The building has been the seat of various institutions such as the Music Museum of Barcelona and Casa Asia. It has been home to the IRL since 2013. Previously, the institute was located on the basement floor of 279, Carrer Diputació, also in Barcelona. While the Government of the Balearic Islands had representation in the institute, the IRL also had an office in Palma – firstly at 29, Carrer Capità Salom, and afterwards at 10, Carrer la Protectora. Currently, it has no office in Palma.

Furthermore, the Ramon Llull Institute has offices in Berlin, London, New York City and Paris.

== Aims ==
The Institut Ramon Llull is a public body set up with the aim of encouraging the academic study of Catalan language and culture abroad, the translation of literature and thought written in Catalan and Catalan cultural output in other spheres like theatre, cinema, circus, dance, music, the visual arts, design and architecture.

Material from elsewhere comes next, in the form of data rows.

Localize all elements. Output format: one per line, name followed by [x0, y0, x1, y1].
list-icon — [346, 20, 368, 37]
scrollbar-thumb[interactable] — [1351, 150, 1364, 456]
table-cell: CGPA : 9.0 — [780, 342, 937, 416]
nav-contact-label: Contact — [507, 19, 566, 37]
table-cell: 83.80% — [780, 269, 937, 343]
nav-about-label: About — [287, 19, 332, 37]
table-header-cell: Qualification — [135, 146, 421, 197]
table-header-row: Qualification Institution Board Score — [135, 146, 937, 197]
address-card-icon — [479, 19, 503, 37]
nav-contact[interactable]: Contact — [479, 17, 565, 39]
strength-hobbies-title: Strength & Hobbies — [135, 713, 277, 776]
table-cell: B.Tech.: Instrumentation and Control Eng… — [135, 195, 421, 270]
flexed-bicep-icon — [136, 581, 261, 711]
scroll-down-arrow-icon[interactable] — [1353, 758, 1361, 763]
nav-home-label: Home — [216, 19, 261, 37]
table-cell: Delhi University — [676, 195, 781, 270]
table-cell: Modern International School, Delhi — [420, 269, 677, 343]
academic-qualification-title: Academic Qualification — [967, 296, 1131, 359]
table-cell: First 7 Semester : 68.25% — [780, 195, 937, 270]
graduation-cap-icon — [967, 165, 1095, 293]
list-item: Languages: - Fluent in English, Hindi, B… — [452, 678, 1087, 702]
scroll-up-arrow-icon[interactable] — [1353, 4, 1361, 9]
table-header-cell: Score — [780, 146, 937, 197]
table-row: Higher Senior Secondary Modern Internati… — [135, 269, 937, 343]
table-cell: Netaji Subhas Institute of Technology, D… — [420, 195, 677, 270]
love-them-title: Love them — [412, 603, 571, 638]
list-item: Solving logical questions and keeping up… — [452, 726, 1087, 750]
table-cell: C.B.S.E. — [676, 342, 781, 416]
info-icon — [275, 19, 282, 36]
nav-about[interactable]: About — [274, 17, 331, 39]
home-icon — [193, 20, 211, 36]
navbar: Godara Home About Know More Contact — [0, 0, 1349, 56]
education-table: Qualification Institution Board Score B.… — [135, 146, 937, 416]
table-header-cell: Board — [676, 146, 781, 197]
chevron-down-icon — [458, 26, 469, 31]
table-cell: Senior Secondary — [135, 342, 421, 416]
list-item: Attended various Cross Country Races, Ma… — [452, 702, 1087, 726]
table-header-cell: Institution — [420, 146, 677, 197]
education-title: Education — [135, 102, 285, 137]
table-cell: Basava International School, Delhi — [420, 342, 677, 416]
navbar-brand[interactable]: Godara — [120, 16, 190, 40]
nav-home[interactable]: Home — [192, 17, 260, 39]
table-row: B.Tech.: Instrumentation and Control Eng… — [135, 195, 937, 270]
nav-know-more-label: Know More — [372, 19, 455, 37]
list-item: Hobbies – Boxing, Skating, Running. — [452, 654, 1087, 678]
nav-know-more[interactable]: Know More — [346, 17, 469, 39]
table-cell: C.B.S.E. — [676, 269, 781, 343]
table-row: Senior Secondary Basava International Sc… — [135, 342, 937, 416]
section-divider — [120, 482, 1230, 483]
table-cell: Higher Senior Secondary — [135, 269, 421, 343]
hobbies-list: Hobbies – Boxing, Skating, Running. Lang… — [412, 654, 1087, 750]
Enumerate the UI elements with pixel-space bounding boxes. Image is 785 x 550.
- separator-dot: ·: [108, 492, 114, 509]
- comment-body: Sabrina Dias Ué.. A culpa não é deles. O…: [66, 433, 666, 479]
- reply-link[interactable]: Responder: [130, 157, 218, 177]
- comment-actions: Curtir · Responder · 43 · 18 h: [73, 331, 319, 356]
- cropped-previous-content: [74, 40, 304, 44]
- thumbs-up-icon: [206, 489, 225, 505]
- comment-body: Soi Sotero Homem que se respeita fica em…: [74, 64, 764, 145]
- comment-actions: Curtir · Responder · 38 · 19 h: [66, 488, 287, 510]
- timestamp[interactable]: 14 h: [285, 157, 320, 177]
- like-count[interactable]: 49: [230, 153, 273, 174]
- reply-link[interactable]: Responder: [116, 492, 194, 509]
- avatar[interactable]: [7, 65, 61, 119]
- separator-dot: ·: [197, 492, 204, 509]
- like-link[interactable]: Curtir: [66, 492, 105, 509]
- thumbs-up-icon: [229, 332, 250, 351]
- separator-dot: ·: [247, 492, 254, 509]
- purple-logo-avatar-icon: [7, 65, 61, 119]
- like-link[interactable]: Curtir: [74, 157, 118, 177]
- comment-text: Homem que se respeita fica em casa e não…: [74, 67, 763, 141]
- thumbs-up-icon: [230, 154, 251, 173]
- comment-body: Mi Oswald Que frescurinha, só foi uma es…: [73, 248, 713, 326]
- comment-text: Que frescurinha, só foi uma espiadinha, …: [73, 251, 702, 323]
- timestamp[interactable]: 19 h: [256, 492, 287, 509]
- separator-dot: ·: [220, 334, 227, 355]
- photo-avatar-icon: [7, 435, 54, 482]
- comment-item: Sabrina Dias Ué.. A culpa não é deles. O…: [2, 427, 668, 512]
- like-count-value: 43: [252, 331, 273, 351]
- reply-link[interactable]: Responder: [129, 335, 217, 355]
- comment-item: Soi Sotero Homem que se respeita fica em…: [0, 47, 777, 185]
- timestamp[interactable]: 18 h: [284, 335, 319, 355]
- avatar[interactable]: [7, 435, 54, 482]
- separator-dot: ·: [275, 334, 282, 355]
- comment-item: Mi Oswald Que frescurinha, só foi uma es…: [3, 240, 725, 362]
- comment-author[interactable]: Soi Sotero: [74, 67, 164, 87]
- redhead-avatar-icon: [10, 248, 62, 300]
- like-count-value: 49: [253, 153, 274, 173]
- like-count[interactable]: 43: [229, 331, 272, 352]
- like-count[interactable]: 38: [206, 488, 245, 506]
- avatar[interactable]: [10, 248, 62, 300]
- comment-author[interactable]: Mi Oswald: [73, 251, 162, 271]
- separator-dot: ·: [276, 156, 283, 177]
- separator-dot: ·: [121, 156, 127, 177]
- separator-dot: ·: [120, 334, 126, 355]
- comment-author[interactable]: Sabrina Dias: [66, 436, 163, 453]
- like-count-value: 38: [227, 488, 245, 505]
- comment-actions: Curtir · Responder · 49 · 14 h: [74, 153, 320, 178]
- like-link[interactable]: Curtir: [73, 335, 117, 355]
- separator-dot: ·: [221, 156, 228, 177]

To this end, the institute enters into agreements with universities abroad to encourage the teaching of Catalan studies there, offering support to institutions all over the world where this is taught. Alongside this, it supports international Catalan studies associations and backs advanced studies and linguistics research at top universities. As an official body certifying Catalan language knowledge abroad, it organises examinations to accredit the different levels, according to the Common European Framework of Reference for Languages.

In another sphere of action, the Institut Ramon Llull supports the translation of literature and thought written in Catalan, by assisting both translators and publishers in other languages who release them. It facilitates dialogue and exchanges between essayists and researchers in Catalan and their counterparts in other languages, likewise helping to raise the profile of journals of thought and culture in Catalan by promoting exchanges with other countries.

Finally, the Institut Ramon Llull concerns itself with disseminating Catalan literature as a whole at book fairs and assuring the presence of artists from Catalonia on important international creative contemporary arts programmes. It works to ensure that Catalan culture is present at festivals and fairs at global level; it takes part in cultural events in strategic cities at the forefront in different creative spheres, and it encourages exchanges between local and international creative sectors with visits for foreign curators, critics, programmers, publishers and agents to festivals, exhibitions, premieres, concerts and talks in Catalonia.